Le pacte de renonciation à succession face à l’action révocatoire

TF, 12.06.2025, 5A_456/2024*

Un pacte de renonciation à succession n’est pas un acte révocable au sens de l’art. 288 LP.

Faits

La ville de Coire détient un acte de défaut de biens pour un montant de CHF 43’091,50 contre un débiteur. Celui-ci a conclu un pacte de renonciation avec sa mère par lequel il renonce gratuitement à tous ses droits successoraux au profit de ses deux enfants. Au décès de la mère du débiteur, les enfants de ce dernier héritent notamment d’un immeuble sis à Coire.

La ville de Coire introduit une action révocatoire (ou action paulienne) contre les deux enfants, visant à faire réaliser l’immeuble pour couvrir sa créance. Le Tribunal de première instance admet l’action révocatoire, mais la Cour cantonale la rejette et annule le jugement. La ville de Coire dépose un recours en matière civile auprès du Tribunal fédéral. Ce dernier est amené à se prononcer sur la question de savoir si un pacte de renonciation constitue un acte révocable au sens de l’art. 288 al. 1 LP.

Droit

La révocation des actes dolosifs (art. 288 LP) suppose, d’un point de vue objectif, un préjudice causé aux créanciers par un acte juridique accompli par le débiteur dans les 5 ans précédant la saisie ou la déclaration de faillite et, d’un point de vue subjectif, l’intention dolosive du débiteur ainsi que son caractère reconnaissable pour le tiers bénéficiaire.
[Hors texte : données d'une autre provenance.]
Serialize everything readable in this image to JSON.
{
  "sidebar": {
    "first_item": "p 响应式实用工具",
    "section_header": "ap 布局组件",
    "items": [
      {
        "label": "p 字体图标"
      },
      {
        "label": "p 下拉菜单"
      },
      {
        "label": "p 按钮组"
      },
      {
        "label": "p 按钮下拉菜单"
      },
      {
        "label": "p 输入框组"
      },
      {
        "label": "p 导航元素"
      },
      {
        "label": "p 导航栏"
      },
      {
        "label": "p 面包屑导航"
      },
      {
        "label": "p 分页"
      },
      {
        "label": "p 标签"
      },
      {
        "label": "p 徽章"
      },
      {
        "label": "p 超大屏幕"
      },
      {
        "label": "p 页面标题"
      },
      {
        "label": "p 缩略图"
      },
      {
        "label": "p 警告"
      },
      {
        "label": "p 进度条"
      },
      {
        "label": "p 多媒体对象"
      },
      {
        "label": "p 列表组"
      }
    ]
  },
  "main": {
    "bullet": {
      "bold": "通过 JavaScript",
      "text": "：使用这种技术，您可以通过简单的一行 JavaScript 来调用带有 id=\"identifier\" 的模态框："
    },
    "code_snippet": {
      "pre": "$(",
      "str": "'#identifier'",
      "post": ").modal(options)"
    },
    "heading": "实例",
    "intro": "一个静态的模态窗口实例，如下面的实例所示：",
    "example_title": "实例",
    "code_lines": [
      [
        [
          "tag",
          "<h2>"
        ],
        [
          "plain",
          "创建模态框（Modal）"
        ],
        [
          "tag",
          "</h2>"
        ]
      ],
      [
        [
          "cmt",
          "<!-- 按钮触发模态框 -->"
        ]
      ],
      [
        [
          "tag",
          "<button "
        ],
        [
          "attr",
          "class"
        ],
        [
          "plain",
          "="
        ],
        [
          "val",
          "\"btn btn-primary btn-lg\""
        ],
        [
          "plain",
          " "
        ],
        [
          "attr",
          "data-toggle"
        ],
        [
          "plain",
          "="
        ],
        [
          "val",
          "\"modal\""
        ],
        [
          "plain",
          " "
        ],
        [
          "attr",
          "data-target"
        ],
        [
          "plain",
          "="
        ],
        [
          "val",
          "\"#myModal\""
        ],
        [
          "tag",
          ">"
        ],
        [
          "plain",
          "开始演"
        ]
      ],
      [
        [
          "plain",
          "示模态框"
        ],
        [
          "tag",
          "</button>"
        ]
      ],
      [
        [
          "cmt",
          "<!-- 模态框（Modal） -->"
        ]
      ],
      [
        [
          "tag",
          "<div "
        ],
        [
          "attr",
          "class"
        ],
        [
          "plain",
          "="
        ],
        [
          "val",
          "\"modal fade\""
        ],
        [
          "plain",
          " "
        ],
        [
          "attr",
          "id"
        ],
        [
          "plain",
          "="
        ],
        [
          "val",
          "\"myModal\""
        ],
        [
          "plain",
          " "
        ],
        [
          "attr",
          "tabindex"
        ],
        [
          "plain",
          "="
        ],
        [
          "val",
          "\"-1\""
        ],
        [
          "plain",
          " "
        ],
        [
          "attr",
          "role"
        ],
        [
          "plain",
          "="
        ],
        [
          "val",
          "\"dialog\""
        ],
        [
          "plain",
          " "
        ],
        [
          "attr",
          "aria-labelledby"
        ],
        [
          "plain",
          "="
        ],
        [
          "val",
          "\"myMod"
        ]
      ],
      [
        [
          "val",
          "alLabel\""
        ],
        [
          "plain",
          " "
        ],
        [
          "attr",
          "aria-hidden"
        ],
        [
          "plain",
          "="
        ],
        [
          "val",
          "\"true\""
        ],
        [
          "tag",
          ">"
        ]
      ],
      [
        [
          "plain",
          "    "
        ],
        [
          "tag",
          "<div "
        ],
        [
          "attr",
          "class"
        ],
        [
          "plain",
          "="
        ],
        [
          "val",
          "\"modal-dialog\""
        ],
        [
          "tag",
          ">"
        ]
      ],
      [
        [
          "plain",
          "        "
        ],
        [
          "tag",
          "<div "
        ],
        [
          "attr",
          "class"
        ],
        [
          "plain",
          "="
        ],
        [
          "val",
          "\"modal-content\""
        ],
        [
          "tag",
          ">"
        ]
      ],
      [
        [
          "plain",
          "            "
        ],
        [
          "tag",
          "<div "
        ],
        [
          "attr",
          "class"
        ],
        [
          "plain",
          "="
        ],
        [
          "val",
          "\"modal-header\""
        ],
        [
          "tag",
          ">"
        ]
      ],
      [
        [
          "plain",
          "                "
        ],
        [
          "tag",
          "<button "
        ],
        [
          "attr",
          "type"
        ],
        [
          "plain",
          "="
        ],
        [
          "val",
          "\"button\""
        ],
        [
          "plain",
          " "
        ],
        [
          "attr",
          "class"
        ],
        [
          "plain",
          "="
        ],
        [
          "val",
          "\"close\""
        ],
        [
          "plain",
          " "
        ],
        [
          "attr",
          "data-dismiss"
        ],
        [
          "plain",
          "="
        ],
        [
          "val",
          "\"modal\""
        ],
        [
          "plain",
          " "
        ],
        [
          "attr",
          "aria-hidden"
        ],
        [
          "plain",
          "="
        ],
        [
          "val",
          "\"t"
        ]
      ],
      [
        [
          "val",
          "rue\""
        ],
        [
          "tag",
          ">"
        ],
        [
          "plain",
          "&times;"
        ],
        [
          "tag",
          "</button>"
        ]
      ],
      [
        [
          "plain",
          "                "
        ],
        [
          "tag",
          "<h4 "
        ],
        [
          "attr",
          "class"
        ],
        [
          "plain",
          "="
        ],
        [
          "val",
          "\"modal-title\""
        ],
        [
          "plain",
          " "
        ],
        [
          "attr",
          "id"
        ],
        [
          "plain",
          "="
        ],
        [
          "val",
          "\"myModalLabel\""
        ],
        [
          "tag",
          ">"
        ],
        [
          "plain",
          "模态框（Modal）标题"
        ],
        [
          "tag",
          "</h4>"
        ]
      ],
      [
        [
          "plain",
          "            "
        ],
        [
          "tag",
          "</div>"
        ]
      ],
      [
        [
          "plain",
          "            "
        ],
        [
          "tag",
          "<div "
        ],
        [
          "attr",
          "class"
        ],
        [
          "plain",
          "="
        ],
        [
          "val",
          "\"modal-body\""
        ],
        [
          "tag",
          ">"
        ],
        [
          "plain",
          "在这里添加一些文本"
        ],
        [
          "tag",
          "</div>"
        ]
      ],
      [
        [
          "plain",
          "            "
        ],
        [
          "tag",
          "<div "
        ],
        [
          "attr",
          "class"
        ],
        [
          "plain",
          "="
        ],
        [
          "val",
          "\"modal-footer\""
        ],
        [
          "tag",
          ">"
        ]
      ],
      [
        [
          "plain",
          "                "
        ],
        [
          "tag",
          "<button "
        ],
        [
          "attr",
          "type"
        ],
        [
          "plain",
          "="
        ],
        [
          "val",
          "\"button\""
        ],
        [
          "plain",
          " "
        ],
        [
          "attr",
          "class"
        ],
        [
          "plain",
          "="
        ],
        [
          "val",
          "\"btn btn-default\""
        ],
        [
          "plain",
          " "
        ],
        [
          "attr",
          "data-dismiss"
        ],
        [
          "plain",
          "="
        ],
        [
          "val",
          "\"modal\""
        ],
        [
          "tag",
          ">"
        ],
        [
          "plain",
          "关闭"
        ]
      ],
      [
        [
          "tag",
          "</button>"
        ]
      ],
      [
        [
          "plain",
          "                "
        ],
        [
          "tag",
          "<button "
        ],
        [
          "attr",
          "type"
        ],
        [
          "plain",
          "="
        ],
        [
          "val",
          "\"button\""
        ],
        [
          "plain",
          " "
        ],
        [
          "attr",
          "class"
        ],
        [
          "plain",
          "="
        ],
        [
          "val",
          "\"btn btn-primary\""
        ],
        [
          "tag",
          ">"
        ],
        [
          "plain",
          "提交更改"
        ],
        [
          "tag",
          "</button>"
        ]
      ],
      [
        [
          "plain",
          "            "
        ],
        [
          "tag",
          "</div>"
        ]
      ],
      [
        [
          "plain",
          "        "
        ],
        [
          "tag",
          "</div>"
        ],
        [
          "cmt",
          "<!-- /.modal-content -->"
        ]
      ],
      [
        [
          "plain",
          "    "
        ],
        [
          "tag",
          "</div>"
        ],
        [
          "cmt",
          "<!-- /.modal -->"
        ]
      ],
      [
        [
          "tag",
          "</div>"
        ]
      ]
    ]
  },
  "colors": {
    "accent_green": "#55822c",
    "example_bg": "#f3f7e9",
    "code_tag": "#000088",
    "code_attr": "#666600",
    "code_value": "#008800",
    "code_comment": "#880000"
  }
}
Une atteinte aux droits d’exécution des créanciers, qui peut résulter d’une diminution des actifs ou une augmentation des passifs, est nécessaire. L’acte concerné doit porter sur la fortune réalisable du débiteur. En revanche, le fait que le débiteur renonce à acquérir de nouveaux biens n’affecte pas les droits d’exécution des créanciers.

La prétention révocatoire des créanciers ne saurait fonder une obligation générale du débiteur d’accroître sa fortune à l’avenir. Les créanciers n’ont pas de droits d’exécution sur les biens que le débiteur s’est abstenu d’acquérir. Les actes juridiques par lesquels le débiteur renonce à l’acquisition de nouveaux biens ne sont donc pas révocables en vertu des art. 285 ss LP.

Par un pacte de renonciation au sens des art. 495 ss CC, l’héritier présomptif ne renonce pas à un patrimoine dont il dispose déjà, comme en cas de répudiation, mais uniquement à une expectative successorale. Une telle expectative est insaisissable. Le débiteur ne prive donc pas ses créanciers d’un droit d’exécution effectif.

S’il est incontestable qu’en l’espèce les créanciers auraient été mieux lotis si le débiteur n’avait pas signé le pacte abdicatif, l’action révocatoire n’a vocation qu’à réparer le préjudice causé au produit de l’exécution forcée, lequel ne comprend pas les expectatives successorales.

Une renonciation à la succession au sens des art. 495 ss CC ne porte pas atteinte à la fortune réalisable du débiteur (condition objective), comme l’exige l’art. 288 al. 1 LP. Partant, le pacte successoral abdicatif à titre gratuit n’est pas un acte juridique révocable au sens de l’art. 288 LP. Par ailleurs, une telle renonciation ne constitue pas non plus une libéralité au sens de l’art. 286 LP (ATF 138 III 497). Le recours est donc rejeté.